11. The position of law as submitted and mentioned above are not at all in dispute. But again to reiterate, it can be mentioned that the alleged acts committed by the petitioner have been considered by the competent authority and having found not to have made out any criminal offence, necessary sanction has been refused, deciding to proceed against the petitioner departmentally for his negligence in duty while functioning as the B.D.O of the concerned Block during the relevant period. In such circumstances, when it has been considered and sanction has been refused by the competent authority, it does not lie in the mouth of the investigating agency to say that no sanction is necessary. 12. In this regard learned counsel for the petitioner relied upon a decision reported in State of Punjab Vrs. Labh Singh,2015 60 OCR 390 (SC) wherein it was observed by the Hon'ble Apex Court that if the matter was considered by the authority and the sanction to prosecute was rejected, the court could not have taken cognizance in so far as the offences punishable under the Indian Penal Code are concerned.
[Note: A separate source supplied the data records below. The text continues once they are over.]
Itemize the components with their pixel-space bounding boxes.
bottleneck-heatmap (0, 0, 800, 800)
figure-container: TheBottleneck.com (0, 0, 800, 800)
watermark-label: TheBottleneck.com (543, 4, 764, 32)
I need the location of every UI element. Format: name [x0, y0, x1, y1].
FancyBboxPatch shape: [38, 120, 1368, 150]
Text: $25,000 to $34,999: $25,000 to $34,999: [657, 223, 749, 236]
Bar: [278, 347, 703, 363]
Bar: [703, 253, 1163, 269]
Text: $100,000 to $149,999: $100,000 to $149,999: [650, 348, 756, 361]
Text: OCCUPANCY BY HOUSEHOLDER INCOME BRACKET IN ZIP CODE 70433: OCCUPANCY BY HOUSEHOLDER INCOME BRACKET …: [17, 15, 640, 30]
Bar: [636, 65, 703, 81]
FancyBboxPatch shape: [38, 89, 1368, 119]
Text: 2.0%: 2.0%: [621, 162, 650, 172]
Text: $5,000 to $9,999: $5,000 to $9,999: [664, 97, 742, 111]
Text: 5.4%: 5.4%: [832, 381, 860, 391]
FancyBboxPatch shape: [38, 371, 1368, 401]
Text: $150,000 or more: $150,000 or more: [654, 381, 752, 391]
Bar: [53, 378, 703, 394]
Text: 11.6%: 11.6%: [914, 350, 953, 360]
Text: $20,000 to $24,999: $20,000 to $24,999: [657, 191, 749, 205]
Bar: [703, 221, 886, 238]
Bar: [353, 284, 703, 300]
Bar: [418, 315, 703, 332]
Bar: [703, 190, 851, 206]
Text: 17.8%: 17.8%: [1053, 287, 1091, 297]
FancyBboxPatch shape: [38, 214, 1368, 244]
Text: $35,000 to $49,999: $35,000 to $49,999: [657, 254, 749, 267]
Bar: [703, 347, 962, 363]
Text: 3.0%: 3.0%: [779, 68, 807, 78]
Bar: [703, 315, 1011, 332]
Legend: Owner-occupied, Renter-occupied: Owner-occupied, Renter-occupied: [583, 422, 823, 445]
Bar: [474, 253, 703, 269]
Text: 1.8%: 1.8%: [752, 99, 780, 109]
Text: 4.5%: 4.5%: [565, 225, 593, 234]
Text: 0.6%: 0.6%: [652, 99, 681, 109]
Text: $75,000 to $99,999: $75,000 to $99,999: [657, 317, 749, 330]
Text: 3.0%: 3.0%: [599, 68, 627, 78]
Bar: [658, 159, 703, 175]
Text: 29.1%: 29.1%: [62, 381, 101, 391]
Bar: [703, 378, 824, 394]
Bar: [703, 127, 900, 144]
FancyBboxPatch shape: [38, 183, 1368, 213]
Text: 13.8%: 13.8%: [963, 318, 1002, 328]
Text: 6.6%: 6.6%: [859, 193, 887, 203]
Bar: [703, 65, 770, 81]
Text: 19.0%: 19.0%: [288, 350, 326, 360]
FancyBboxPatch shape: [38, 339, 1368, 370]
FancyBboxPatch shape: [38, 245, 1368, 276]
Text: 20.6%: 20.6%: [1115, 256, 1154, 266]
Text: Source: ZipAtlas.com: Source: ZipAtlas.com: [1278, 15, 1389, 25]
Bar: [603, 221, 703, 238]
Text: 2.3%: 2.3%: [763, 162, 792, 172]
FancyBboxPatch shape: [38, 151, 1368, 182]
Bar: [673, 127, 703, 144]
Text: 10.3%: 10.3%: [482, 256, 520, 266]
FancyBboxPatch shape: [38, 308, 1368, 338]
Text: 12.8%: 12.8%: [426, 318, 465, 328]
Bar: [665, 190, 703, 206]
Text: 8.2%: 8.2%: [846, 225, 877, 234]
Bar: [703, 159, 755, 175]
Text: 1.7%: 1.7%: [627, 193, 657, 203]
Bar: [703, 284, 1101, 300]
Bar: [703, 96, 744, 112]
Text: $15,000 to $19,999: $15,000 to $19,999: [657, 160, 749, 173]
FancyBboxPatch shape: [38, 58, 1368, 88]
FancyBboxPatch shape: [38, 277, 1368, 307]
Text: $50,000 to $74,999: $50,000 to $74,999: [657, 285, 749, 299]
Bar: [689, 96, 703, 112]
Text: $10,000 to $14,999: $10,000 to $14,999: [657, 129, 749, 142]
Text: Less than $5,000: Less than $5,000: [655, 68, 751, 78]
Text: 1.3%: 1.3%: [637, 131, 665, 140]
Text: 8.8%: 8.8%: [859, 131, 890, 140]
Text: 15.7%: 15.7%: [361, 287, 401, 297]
It was further observed that as laid down by the Hon'ble Apex Court in the case of State of Himachal Pradesh Vrs Nishant Sarin, (2010) 14 SCC 527 , the recourse in such cases is either to challenge the order of sanctioning authority or to approach it again if there is fresh material. 13. In view of the said position of law, when the sanction has been refused by the appropriate authority, the prosecuting agency could not have filed chargesheet mentioning that no sanction is necessary, which is again a matter to be considered by a competent court of law, and further the learned trial court could not have taken cognizance of the offences even without whispering a single word about the refusal of sanction. 14. Accordingly, I am of the considered view that the impugned order dated 25.11.2016 in T.R.Case No.47 of 2016 passed by the learned Special judge, Vigilance, Cuttack in taking cognizance of the offences punishable under Section 13 of the P.C.Act and other offences under the Indian Penal Code against the present petitioner on the face of refusal of sanction by appropriate authority is not sustainable in law and is accordingly set-aside. The CRLMC is disposed of accordingly.